Patrick believed the tasks the villagers set him up to do was building his strength for his ultimate goal.

Patrick would walk about the lands of Springborough. He knew the cliffs were on the other edge of the forest, but beyond the castle on the other side, the lands went up, up, up into the sky where clouds sometime covered the green tips of the highest mountains. Patrick had no idea what was up there, but he wanted to replace out. Once, Patrick’s sister, the Princess Kyrstin, asked her father why, if they were so powerful and owned all the land, could they not live closer to the water by Quakenfalls? And King Daniel replied, in his low, serious voice, “You have to live high. Highest is the safest so you can look down and see everything that might be coming”.

As Patrick pushed boulders and shook trees, he was slowly building his muscle strength to one day throw the boulders, and to pick up the trees. After he could uproot and replant trees, he would start with bigger boulders. Once he started his giant growth, his plan was to replace a small storage shed in the village and move it, pick it up in one fell swoop, and take the entire little structure to a new place entirely. From there, when he was at his tallest and strongest, Patrick would begin to move the castle up the hill and replant the kingdom of Springborough up where the clouds overlooked the lands.

He was hoping he could do it alone without anyone really knowing what he was up to until he was done, surprising everyone, and then they would truly love him for he was keeping them all safe. But first things first, Patrick the Giant would have to grow into a giant, and he just wasn’t there yet, and he had no idea when the transition would take place. So he went about his days, helping villagers in need, working out, and walking about the grounds, making sure everything was safe and quiet, just like his mother liked things to be.

On this day, Patrick was walking about the castle grounds. He walked up the hill behind the castle, making sure to not go too far up so that he could still be seen, and the Giant looked out over Springborough, over the castle, and over his field, and over the woods, and over the cliffs, and over the waters.

Patrick saw something that made his tongue feel thick in his mouth. Far off in the distance, farther than Patrick had ever been, or seen before, he saw a dark cloud approaching.

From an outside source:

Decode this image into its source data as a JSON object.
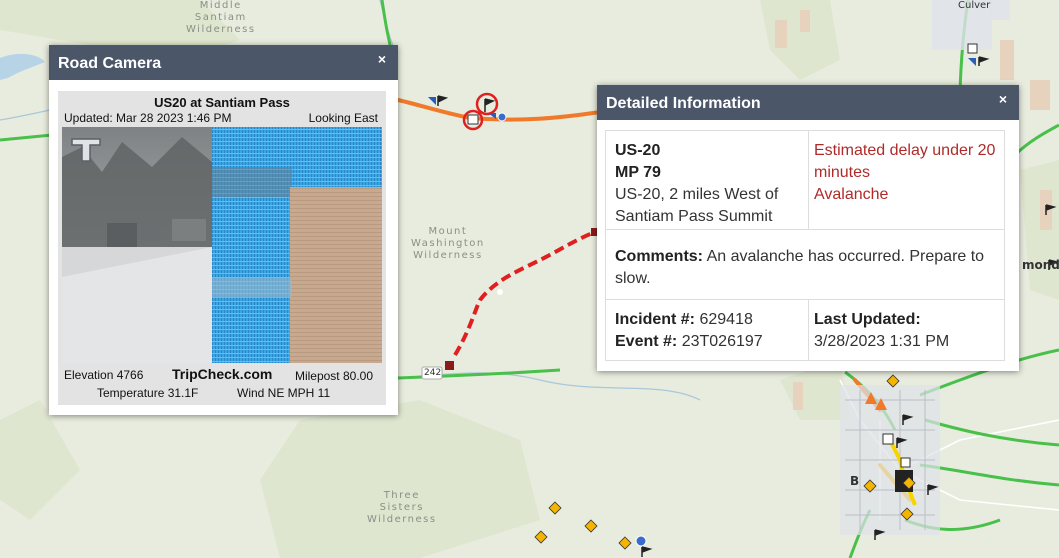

He watched the dark cloud to make sure it was not moving too fast. Springborough had had storms before, but usually there was a change of some sort that signaled a storm was coming. Either the air got hot enough to taste or the winds picked up from carrying the clouds and sent a shiver to his bones, but this dark cloud had none of that. It simply crept toward Springborough like a cat stalking prey.

Suddenly, the Giant remembered his parents were away. Who could he tell of the storm approaching? He decided to run off and tell his sister Kyrstin. He hoped that she would know what to do.